L’aléa sismique équatorien à la carte
1906, 1942, 1958, 1979, 1987, 1996, 2016, la litanie des séismes destructeurs n’en finit jamais en Équateur. Faute de savoir prédire le moment où surviennent les catastrophes, les scientifiques s’emploient à en limiter les risques. Pour cela, ils ont établi une cartographie probabiliste de l’aléa sismique. « En somme, nous avons développé des modèles qui prédisent les séismes susceptibles de se produire, avec leur localisation, leur magnitude, les mouvements du sol qu’ils peuvent engendrer et la probabilité qu’ils surviennent dans une fenêtre temporelle future donnée », explique Céline Beauval, géophysicienne spécialiste de l’aléa sismique probabiliste à ISTerre. Ces travaux, qui mobilisent les compétences de disciplines scientifiques variées, sont menés avec l’Institut de géophysique de Quito en Équateur [1].
Aléa et risque
L’Équateur est un véritable haut-lieu de l’activité sismique. Sa côte longe la zone d’interface entre la plaque océanique Nazca et la plaque continentale sud-américaine. La première s’enfonce sous la seconde dans un mouvement rapide, estimé à environ 47 mm par an ! L’accumulation d’énergie associée à cette subduction se libère épisodiquement sous forme d’imprévisibles tremblements de terre entre 5, 10, 20 et 40 km de profondeur, au niveau de la zone de friction. La décharge de ces tensions peut aussi déclencher des séismes le long de failles crustales (dans la croûte terrestre) ou même dans la plaque océanique plongeante entre 50 et 200 km de profondeur.

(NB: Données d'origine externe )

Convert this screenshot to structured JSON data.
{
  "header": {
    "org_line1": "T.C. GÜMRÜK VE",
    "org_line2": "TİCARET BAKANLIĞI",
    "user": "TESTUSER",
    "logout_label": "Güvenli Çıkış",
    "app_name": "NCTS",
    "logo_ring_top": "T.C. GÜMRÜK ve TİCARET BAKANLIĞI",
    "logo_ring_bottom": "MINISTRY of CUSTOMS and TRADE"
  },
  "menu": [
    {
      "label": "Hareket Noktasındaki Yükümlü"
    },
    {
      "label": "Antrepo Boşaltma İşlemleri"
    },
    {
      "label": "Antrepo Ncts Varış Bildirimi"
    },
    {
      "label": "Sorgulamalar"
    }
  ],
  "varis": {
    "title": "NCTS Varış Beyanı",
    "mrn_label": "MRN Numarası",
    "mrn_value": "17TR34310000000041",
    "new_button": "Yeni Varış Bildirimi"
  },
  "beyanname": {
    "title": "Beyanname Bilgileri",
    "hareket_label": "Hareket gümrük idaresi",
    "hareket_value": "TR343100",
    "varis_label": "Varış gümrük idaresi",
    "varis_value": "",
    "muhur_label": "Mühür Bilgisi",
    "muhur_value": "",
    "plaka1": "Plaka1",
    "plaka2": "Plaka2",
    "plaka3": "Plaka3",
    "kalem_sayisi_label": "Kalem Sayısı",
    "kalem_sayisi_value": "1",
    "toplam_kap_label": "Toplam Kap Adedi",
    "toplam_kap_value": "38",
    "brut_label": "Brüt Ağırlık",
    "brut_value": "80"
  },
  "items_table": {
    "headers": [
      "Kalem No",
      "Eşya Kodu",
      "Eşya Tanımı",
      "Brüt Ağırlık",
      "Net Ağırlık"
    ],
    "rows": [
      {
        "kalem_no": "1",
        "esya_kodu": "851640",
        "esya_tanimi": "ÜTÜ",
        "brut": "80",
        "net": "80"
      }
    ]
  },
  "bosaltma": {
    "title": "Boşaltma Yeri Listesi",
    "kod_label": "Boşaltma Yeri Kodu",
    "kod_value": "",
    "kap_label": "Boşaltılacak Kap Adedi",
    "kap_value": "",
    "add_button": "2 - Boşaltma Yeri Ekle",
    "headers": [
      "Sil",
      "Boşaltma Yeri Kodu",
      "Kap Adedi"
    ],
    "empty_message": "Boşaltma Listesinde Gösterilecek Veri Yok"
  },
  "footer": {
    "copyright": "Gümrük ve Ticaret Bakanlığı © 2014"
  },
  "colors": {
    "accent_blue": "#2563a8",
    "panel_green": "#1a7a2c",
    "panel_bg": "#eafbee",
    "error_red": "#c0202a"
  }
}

Cet aléa élevé se traduit par de brusques mouvements du sol dont les amplitudes atteignent parfois des valeurs très fortes. Le risque sismique, relatif à la probabilité que les secousses produisent des dégâts matériels ou humains, est inhérent aux aménagements et à l’occupation du territoire. En effet, un séisme en plein désert ne provoque guère de tragédie. Mais il se trouve qu’en Équateur, les principales villes sont situées à proximité de zone dangereuses, bâties sur le corridor de failles crustales actives qui traverse le pays du golfe de Guayaquil à la Cordillère des Andes, comme Quito ou Riobamba, ou sur la côte pacifique près de la zone de subduction, comme Salinas, Manta et Esmeraldas. Mais une connaissance poussée de l’aléa peut permettre de limiter les risques.
Histoire, tectonique et modèles numériques
À partir des données de sismicité, de tectonique active et des mesures géodésiques, des modèles d’occurrence de séismes peuvent être proposés. Puis, pour chacun de ces potentiels séismes futurs, il est nécessaire d’estimer le mouvement du sol qu’il pourrait produire à la surface.
Ainsi, les cartes établies vont montrer – en termes d’accélération – non pas le séisme lui-même mais ses effets sur le sol. « Ces cartes d’aléa sismique représentent les accélérations du sol ayant une certaine probabilité d’être dépassées dans le futur (par exemple 10 % de probabilité sur les 50 prochaines années, ou une fois en moyenne tous les 475 ans) ; elles intègrent les effets de tous les séismes susceptibles de se produire », précise la scientifique.
Ces connaissances sont précieuses pour orienter les politiques d’urbanisation. Elles peuvent inciter à éviter de bâtir dans certaines zones trop exposées, ou plaider en faveur de normes antisismiques draconiennes là où c’est indispensable. Cette carte pourrait utilement être exploitée dans le cadre d’une réforme prochaine du code équatorien de la construction.
Contact scientifique
Céline Beauval, ISTerre
Article initialement publié par l’IRD.
[1] Celui-ci a un mandat officiel des autorités équatorienne pour déterminer les niveaux de l’aléa sismique, dont la connaissance est obligatoire partout dans le monde pour le dimensionnement des infrastructures ou des bâtiments importants.
[2] Le très puissant séisme de 1906, sur la côte équatorienne, a ainsi été détecté et localisé par les premiers sismographes installés dans le monde. Sa magnitude est actuellement estimée de l’ordre de 8,6. Celui de 1797, qui rasa Riobamba est abondamment documenté, en termes de bilan et de destruction, dans des écrits d’époque.
[3] Pour autant un séisme peut tout à fait se produire sur une faille active jusque-là méconnue et non cartographiée.